Stieda’s loss of the yellow jersey was consoled by the team’s strong showing, including his defence of the polka dot jersey for the next four stages. But there was an underlying purpose in the ensuing days: to finish the Tour and prove that his yellow jersey was not a lucky fluke, but deserved.

That purpose was reinforced by the words of several seasoned professionals during his half day in yellow, including former two-times Tour runner-up and 1975 World Champion, Dutchman Hennie Kuiper. “What these guys told me was, to prove that I was worthy of wearing yellow, I had to finish the Tour,” Stieda recalls of their conversation. “So all I could think of was finishing. We didn’t have a GC rider to work for. We were hanging on every day. You would look up the road and there were Panasonic guys trying to drive and split the race. We were like, ‘That’s not us.’”

Stieda says his most challenging day was stage 18 from Briançon to l’Alpe d’Huez, which included the Col du Galibier, Col de le Croix de Fer, and the last climb to l’Alpe d’Huez where La Vie Claire teammates – yet also archrivals – Greg LeMond (who led the Tour overall) and Bernard Hinault (the defending five times Tour champion), finished together holding each other’s arm aloft, with Hinault credited with the win.

“That was one of the hardest days of my life,” Stieda says. Where LeMond was putting the finishing touches on becoming the first American win the Tour, Stieda placed 126th, 26:08 behind and again fighting the time cut. I just dug deep. I said, ‘I have to keep going. I have to finish this Tour.’ The words kept ringing in my ears. I had to prove I was worthy of the yellow jersey.” 

A short Euro career, a lifelong love of bikes

Stieda did finish – in 120th place overall out of 132 finishers, and 2:19:47 behind a victorious LeMond. He never rode the Tour again, and rarely raced in Europe until his retirement in 1992, opting to focus on the US circuit with 7-Eleven until 1990, then with the Evian-Miko and Coors Light teams for one year apiece.

“It made me realize where I was needed as a pro,” Stieda says. “You need to realize where you can add the most value. I was very pragmatic and realized from growing up playing ice hockey, racing crits and shorter road races in the Pacific Northwest, that with my background from racing track and focusing on track a lot, I didn’t have a lot of deep road racing experience for those longer stages.

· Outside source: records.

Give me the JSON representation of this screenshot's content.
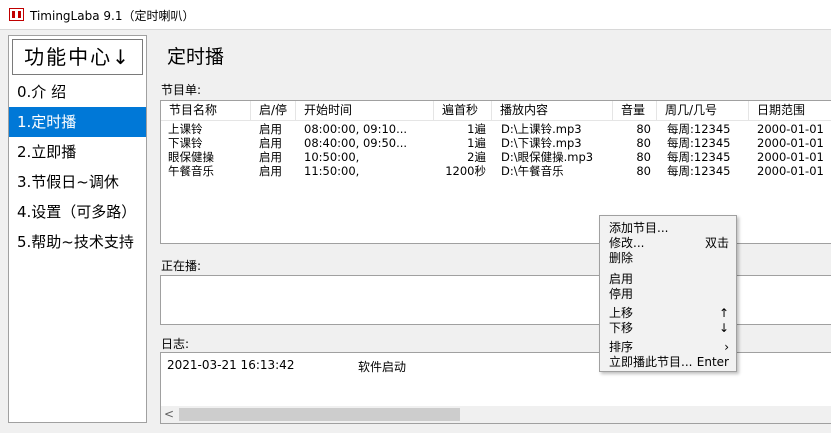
{
  "window": {
    "title": "TimingLaba 9.1（定时喇叭）",
    "app_icon": "app-icon"
  },
  "sidebar": {
    "header": "功能中心↓",
    "items": [
      "0.介 绍",
      "1.定时播",
      "2.立即播",
      "3.节假日~调休",
      "4.设置（可多路）",
      "5.帮助~技术支持"
    ],
    "selected_index": 1
  },
  "main": {
    "page_title": "定时播",
    "program_list_label": "节目单:",
    "columns": [
      "节目名称",
      "启/停",
      "开始时间",
      "遍首秒",
      "播放内容",
      "音量",
      "周几/几号",
      "日期范围"
    ],
    "rows": [
      [
        "上课铃",
        "启用",
        "08:00:00, 09:10...",
        "1遍",
        "D:\\上课铃.mp3",
        "80",
        "每周:12345",
        "2000-01-01"
      ],
      [
        "下课铃",
        "启用",
        "08:40:00, 09:50...",
        "1遍",
        "D:\\下课铃.mp3",
        "80",
        "每周:12345",
        "2000-01-01"
      ],
      [
        "眼保健操",
        "启用",
        "10:50:00,",
        "2遍",
        "D:\\眼保健操.mp3",
        "80",
        "每周:12345",
        "2000-01-01"
      ],
      [
        "午餐音乐",
        "启用",
        "11:50:00,",
        "1200秒",
        "D:\\午餐音乐",
        "80",
        "每周:12345",
        "2000-01-01"
      ]
    ],
    "now_playing_label": "正在播:",
    "log_label": "日志:",
    "log_entries": [
      {
        "time": "2021-03-21  16:13:42",
        "message": "软件启动"
      }
    ],
    "scroll_left_icon": "scroll-left-icon"
  },
  "context_menu": {
    "items": [
      {
        "label": "添加节目...",
        "shortcut": ""
      },
      {
        "label": "修改...",
        "shortcut": "双击"
      },
      {
        "label": "删除",
        "shortcut": ""
      },
      {
        "label": "启用",
        "shortcut": ""
      },
      {
        "label": "停用",
        "shortcut": ""
      },
      {
        "label": "上移",
        "shortcut": "↑"
      },
      {
        "label": "下移",
        "shortcut": "↓"
      },
      {
        "label": "排序",
        "shortcut": "›"
      },
      {
        "label": "立即播此节目...",
        "shortcut": "Enter"
      }
    ]
  }
}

“Over 200 km, I just couldn’t do anything. I knew I could be useful for the team. They still needed guys to race in North America. That’s the decision I made: to focus on races I could win.”

His experience in that Tour still helped to open doors after retiring. He first worked as a sales manager with the bicycle manufacturer Softride, became the co-founder of the Tour of Alberta stage race – which ran from 2013-2017, and ventured into cycling tourism and television as a cycling pundit.

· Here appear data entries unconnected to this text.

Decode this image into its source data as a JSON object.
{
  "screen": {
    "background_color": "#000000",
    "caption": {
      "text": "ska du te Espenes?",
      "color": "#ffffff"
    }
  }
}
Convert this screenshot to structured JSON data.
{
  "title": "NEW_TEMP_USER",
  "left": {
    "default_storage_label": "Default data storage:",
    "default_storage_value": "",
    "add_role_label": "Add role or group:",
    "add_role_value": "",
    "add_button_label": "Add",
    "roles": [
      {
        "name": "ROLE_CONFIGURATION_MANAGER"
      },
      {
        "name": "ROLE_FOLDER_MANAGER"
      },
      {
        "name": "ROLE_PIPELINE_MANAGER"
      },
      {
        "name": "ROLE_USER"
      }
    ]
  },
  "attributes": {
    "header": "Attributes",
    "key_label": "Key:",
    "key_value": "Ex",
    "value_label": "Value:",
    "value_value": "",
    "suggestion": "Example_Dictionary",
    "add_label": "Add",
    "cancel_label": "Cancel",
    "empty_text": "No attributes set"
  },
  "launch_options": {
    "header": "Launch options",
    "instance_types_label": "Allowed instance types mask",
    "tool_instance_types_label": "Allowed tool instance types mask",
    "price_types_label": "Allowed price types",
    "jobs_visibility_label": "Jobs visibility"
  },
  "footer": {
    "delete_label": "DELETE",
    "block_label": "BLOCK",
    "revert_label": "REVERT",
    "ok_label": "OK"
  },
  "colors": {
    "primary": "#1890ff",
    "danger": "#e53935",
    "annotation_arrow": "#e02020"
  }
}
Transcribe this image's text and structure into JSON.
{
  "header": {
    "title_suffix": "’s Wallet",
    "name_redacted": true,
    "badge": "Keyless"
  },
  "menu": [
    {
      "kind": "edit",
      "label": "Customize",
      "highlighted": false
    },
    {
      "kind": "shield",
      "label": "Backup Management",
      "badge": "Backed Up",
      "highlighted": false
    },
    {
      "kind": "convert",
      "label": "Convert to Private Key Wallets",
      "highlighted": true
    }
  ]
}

Through his love of the bike, especially gravel riding, and in between his work in the IT industry and family commitments, Stieda created the Festivus of Gravel in Edmonton, Alberta. The first edition was held on August 17. Its aim is to raise awareness and funds for the University of Alberta Hospital in the fight against prostate cancer, which he faced and has since beaten.

“It is one of the most common male cancers,” Stieda says. “No one talks about it. It’s like an underground thing no one wants to bring into the open. So, I started the event, partnering with the hospital’s foundation to raise awareness for early cancer detection.” It also helps him spread a message he encourages others to embrace, especially those battling the disease.

“Going through prostate cancer gave me a bit of a wakeup … about what’s important in my life, and my wife (Samantha) and two grown kids (Kalie and AJ),” Stieda says. “It’s not all about me … but a bigger picture. Having my wife by my side the whole time was amazing. She was so supportive and she there with me every step of the way. 

“But I also leaned on my experience as a cyclist and professional athlete. I’ve been through a lot of hard times. If you just keep putting one pedal stroke in front of the other you usually get through stuff.”